Which may have given rise to President Trump’s belief that after receiving a strong handshake and few verbal assurances, the DPRK leader was prepared to give up his nukes. In fact, few Korea specialists believed the North was prepared to yield its nukes.
While Kim Jong‐un could reasonably make a deal at the edges — halt missile and nuclear testing, cap the number of weapons, allow some forms of safeguards/inspections, adopt other tension‐reduction steps — getting rid of everything was a long‐shot under the best of circumstances.
Still, the possibility was there. But if so, it then behooves the president and his aides to pay attention to what Kim actually agreed to.
Contrary to the claims of National Security Adviser John Bolton and others, there is no evidence that Kim agreed to speedily hand over his nuclear arsenal on the basis of trust, expecting nothing in return until he had placed his country naked at America’s feet.
What did Kim accept? As has been oft‐noted, the U.S. and DPRK always have had a different definition of nuclear disarmament. The two governments look at the issue quite differently.

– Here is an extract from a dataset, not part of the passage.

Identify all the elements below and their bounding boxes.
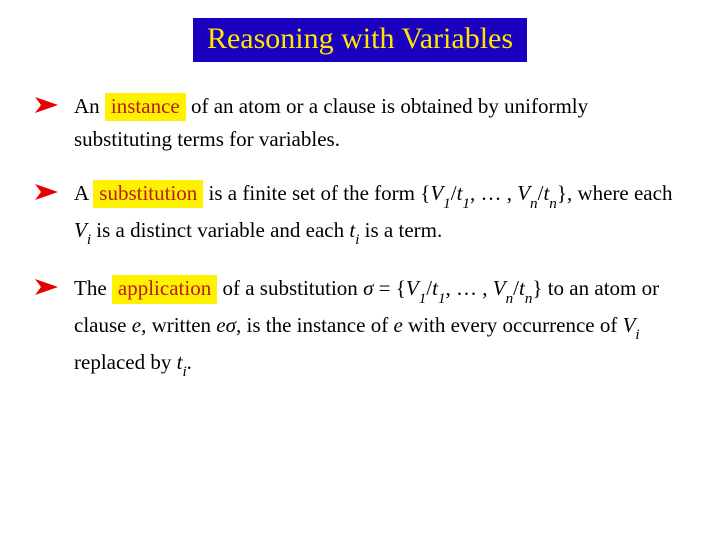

American policymakers mean CVID, or complete, verifiable, irreversible denuclearization. Pyongyang looks at U.S. power in the South and beyond the peninsula. The ultimate result might be CVID, but not likely without something more from America.
Moreover, the summit communique set forth what looks to be a logical process for disarmament. That is, the two leaders committed to forge a bilateral relationship, then establish a peace regime, and then achieve denuclearization.
This strategy actually makes sense if you are a small, vulnerable nation facing the global superpower which routinely, even enthusiastically, imposes regime change while being accountable to no one.
Kim knows that verbal guarantees and paper guarantees will not stop American military power. How to overcome Pyongyang’s natural reluctance? Create trust, which is most likely to come out of creating a deeper bilateral relationship and peace framework for the peninsula.
If I was Kim I still wouldn’t believe American policymakers, but perhaps events would convince him to move forward with denuclearization.
Alas, so far Washington has given the North Koreans little reason to move forward. Of course, the U.S. should not give up everything before getting anything. However, the only realistic strategy is to exchange advantage for advantage.
Kim’s initial direct benefits have been small. Beyond that apparently have been broken promises. Alex Ward of Vox reported that the president promised to sign an agreement ending the Korean War, which would be a significant symbolic affirmation that what Pyongyang calls America’s “hostile policy” was over. Failing to act raises trust issues and suggests that the administration is not prepared to change course.
The North could be play‐acting, of course. I am one of many analysts who would still be saying that denuclearization was unlikely even as the last DPRK nuke was being turned over for destruction.
However, if there is any chance of negotiating away the North’s nuclear arsenal, then Washington must convince Kim that he won’t be betrayed. And so far the Trump administration appears to lack not only a strategy but any interest in increasing the North’s trust.
President Trump was right to try to jump‐start negotiations with North Korea. He should move forward to improve bilateral negotiations and reduce tensions on the peninsula. These are steps worth taking even if denuclearization proves to be pipe dream.
And maybe, just maybe, the president can prove we Korea cynics to be wrong. It’s an effort worth making.